El FMI tendría que comprender esto. Entiende correctamente que el baht y otras monedas regionales deberían estar atadas a canastas de monedas fuertes. Caso contrario, muchos políticos y banqueros centrales, hallarían irresistible al canto de sirena inflacionista. Sin embargo, el FMI no ha estado preparado para apoyar las medidas que volverían a las monedas asiáticas, inmunes ante una asalto especulativo.
Puede hacerse, sin embargo. El ataque comienza cuando la moneda es masivamente vendida por los “especuladores” quienes necesitan apostar muy poco capital. El tipo de cambio atacado entonces se hunde, tal como lo hicieron las acciones de Estados Unidos el 19 de octubre de 1987 ante las noticias de que las acciones a futuro se habían derrumbado. Una forma de proporcionar protección es ampliando los límites dentro de los cuales se les permite fluctuar a los tipos de cambio fijos, por la misma razón que Keynes proponía ensanchar los “puntos del oro” en 1923, para defender una paridad fija con ese metal. Manteniendo demasiado cercanos los límites superior e inferior de los tipos de cambio, se ofrece a los especuladores un enorme beneficio.
Los países como Tailandia, pueden prepararse para esto. Con la ayuda de las garantías del FMI, del Grupo de los Siete o de otros, grandes cantidades de monedas “duras” respaldando el dinero asiático, pueden ser adquiridas por Tailandia y otros, a cambio de la venta de deuda a largo plazo denominada en, por ejemplo, dólares estadounidenses. Tales “giros de papel” no implican ningún costo real de recursos para los donantes. La clave esta en no efectuar prematuramente tal maniobra. El baht tailandés, el ringgit malayo, etcétera, no deberían ser apoyados hasta que los ataques especulativos contra ellos hayan perdido fuerza. En ese punto, las reservas ampliamente incrementadas pueden ser puestas en juego, con relación a las bandas cambiarias, las cuales están quizás un 20% por encima y por debajo del tipo de cambio central. Los especuladores no obtendrán otro “viaje gratis”.
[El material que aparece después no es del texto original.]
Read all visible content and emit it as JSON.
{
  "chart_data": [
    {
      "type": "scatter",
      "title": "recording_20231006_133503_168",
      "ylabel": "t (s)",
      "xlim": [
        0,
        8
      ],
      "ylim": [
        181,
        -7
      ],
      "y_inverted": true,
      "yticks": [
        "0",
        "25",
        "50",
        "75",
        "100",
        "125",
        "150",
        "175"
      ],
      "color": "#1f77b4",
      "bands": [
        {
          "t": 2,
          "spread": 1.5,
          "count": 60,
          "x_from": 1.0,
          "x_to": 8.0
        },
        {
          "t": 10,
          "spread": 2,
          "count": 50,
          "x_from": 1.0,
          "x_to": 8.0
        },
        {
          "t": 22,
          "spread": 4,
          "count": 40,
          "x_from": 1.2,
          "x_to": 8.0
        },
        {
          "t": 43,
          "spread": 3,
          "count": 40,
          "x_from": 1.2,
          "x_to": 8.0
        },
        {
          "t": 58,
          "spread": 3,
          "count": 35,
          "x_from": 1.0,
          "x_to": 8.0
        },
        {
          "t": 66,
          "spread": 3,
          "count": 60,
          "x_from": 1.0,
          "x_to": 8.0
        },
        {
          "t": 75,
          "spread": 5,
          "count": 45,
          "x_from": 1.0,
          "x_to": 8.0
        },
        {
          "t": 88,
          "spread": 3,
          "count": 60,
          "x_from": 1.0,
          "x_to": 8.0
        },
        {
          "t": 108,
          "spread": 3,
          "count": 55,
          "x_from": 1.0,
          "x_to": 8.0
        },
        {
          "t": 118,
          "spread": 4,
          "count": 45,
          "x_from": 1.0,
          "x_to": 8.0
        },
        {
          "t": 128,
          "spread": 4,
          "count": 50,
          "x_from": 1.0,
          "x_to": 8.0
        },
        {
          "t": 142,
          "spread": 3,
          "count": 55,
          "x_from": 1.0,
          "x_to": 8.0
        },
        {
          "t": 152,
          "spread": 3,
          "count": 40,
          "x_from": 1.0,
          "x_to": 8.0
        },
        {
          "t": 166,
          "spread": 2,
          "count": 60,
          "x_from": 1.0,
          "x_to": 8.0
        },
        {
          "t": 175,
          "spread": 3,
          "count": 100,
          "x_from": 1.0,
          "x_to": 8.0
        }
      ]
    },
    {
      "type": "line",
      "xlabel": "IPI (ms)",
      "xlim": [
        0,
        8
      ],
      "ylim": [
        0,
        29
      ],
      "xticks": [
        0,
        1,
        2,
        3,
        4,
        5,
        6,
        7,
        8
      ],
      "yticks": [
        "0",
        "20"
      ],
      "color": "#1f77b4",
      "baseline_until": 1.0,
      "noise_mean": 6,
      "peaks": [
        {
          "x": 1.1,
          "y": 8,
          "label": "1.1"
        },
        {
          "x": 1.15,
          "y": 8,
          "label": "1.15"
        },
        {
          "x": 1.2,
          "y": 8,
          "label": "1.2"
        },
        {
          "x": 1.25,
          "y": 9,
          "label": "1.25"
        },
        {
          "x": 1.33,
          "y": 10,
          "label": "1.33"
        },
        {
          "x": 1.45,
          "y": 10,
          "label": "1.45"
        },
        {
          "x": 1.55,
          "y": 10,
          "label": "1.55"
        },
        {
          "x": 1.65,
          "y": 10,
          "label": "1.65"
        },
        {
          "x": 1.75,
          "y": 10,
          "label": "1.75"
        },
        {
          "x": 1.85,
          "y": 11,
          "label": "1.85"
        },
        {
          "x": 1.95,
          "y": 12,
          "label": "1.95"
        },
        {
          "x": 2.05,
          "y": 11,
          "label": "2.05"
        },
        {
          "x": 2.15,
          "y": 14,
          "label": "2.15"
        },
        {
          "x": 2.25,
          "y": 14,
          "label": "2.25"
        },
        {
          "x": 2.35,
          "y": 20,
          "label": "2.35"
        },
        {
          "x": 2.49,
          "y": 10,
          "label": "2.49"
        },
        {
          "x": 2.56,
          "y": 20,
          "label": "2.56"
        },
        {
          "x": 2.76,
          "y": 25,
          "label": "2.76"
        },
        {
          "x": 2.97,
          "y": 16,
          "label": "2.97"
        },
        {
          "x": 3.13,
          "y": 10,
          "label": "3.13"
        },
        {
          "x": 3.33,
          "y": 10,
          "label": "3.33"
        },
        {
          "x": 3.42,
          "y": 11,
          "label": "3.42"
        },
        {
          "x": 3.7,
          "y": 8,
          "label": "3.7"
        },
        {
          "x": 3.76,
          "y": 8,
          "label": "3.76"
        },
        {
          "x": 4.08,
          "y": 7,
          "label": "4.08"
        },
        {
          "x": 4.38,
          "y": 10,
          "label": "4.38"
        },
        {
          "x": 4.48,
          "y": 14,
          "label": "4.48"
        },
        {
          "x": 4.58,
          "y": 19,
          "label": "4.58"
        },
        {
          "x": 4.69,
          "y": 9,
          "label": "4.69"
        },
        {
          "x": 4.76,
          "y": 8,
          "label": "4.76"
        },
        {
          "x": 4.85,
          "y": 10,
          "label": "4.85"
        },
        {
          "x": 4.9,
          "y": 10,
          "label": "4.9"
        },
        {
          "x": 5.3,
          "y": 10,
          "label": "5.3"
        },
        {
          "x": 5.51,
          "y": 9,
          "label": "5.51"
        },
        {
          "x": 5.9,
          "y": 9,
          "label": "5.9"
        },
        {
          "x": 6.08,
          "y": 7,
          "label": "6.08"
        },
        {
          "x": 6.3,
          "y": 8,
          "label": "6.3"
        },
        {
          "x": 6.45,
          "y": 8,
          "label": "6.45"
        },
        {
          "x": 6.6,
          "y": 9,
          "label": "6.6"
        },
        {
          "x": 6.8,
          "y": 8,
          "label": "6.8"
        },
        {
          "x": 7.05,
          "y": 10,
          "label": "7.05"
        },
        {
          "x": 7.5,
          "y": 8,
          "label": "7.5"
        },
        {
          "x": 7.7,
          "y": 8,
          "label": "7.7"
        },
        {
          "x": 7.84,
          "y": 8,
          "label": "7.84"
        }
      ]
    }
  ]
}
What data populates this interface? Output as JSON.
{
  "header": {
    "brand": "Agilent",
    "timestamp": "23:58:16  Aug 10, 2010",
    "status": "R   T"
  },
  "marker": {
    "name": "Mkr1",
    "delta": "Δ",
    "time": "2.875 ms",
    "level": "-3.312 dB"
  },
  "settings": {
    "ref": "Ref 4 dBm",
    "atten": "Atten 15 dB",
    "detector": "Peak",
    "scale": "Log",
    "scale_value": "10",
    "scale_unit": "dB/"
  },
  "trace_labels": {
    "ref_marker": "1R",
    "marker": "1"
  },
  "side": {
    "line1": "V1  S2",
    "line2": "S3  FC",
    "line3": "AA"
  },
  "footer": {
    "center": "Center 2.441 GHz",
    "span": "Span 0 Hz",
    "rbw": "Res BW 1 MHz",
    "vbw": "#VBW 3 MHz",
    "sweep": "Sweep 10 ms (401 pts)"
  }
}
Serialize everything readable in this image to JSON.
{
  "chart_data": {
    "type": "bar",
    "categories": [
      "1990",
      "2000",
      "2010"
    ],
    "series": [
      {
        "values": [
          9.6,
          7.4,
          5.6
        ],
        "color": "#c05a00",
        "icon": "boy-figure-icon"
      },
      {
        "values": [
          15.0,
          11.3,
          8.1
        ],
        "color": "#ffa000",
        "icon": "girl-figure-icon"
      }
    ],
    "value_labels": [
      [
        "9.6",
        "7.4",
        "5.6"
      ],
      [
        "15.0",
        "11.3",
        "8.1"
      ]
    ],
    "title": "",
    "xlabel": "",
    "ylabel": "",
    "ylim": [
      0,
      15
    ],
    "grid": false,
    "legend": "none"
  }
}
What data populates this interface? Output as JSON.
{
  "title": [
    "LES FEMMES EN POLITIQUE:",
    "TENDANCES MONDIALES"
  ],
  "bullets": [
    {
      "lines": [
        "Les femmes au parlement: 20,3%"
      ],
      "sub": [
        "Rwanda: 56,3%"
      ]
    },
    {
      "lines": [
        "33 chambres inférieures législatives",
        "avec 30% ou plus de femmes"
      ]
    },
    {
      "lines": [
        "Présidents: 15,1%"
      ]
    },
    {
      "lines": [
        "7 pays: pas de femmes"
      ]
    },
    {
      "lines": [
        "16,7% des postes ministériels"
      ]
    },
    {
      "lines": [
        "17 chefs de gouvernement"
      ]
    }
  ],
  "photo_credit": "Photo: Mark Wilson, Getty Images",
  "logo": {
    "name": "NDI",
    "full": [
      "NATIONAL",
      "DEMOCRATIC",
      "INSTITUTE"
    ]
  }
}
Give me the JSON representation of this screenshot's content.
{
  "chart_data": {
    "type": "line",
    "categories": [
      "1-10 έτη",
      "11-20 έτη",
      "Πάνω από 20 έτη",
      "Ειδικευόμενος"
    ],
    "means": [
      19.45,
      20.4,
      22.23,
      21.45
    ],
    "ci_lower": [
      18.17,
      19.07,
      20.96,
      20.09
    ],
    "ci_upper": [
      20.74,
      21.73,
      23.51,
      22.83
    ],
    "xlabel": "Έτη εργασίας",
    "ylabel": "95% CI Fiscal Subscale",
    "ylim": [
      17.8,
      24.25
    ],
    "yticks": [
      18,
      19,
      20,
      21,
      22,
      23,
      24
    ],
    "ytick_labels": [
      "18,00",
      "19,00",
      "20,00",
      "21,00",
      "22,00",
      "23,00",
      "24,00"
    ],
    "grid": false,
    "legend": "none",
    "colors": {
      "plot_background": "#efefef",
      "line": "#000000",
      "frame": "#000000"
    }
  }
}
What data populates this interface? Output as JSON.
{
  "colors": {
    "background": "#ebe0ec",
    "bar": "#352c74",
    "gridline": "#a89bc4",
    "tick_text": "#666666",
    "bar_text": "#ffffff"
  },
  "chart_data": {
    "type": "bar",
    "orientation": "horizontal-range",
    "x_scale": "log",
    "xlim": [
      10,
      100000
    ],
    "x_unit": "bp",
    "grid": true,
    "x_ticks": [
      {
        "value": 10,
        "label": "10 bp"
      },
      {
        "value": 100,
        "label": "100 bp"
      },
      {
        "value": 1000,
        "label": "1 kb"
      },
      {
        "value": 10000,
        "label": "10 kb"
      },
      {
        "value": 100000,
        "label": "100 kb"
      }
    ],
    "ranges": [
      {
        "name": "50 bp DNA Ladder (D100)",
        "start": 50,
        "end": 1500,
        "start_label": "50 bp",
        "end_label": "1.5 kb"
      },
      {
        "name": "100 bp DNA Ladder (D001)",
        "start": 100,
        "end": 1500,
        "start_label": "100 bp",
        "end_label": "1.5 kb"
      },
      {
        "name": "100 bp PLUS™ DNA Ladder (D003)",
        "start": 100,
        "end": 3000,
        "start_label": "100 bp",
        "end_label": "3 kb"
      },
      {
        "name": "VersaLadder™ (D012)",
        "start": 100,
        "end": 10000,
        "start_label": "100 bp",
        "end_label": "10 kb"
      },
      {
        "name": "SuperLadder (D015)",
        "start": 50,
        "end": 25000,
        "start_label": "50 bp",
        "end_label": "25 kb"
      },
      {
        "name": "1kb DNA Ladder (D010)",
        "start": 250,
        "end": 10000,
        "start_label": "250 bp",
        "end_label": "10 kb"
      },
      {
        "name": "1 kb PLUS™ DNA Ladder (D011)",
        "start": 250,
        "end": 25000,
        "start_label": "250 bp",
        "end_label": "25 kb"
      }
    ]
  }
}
Pero lo que debe entenderse, es que en el largo plazo, la depreciación monetaria no alterará las curvas de oferta y demanda, en términos de los salarios reales. A menos que los principios económicos básicos cambien, el costo laboral pronto se elevará nuevamente, a medida que los salarios nominales alcancen a los precios, para después incrementarse más rápidamente por un tiempo, durante el intervalo inflacionario que inevitablemente sigue a la devaluación. Si los costos laborales eran realmente elevados y no competitivos al momento de la devaluación, entonces aumentarán menos que los precios. Pero el sufrimiento de los trabajadores, y la continua desconfianza, impedirán la productividad, interrumpirán la producción y desestabilizarán a la política—eliminando las perspectivas de inversión durante el proceso. Éste es otro pesado precio a pagar por el malentendido, por parte de los expertos occidentales, de un malfuncionamiento técnico en algunos mercados financieros.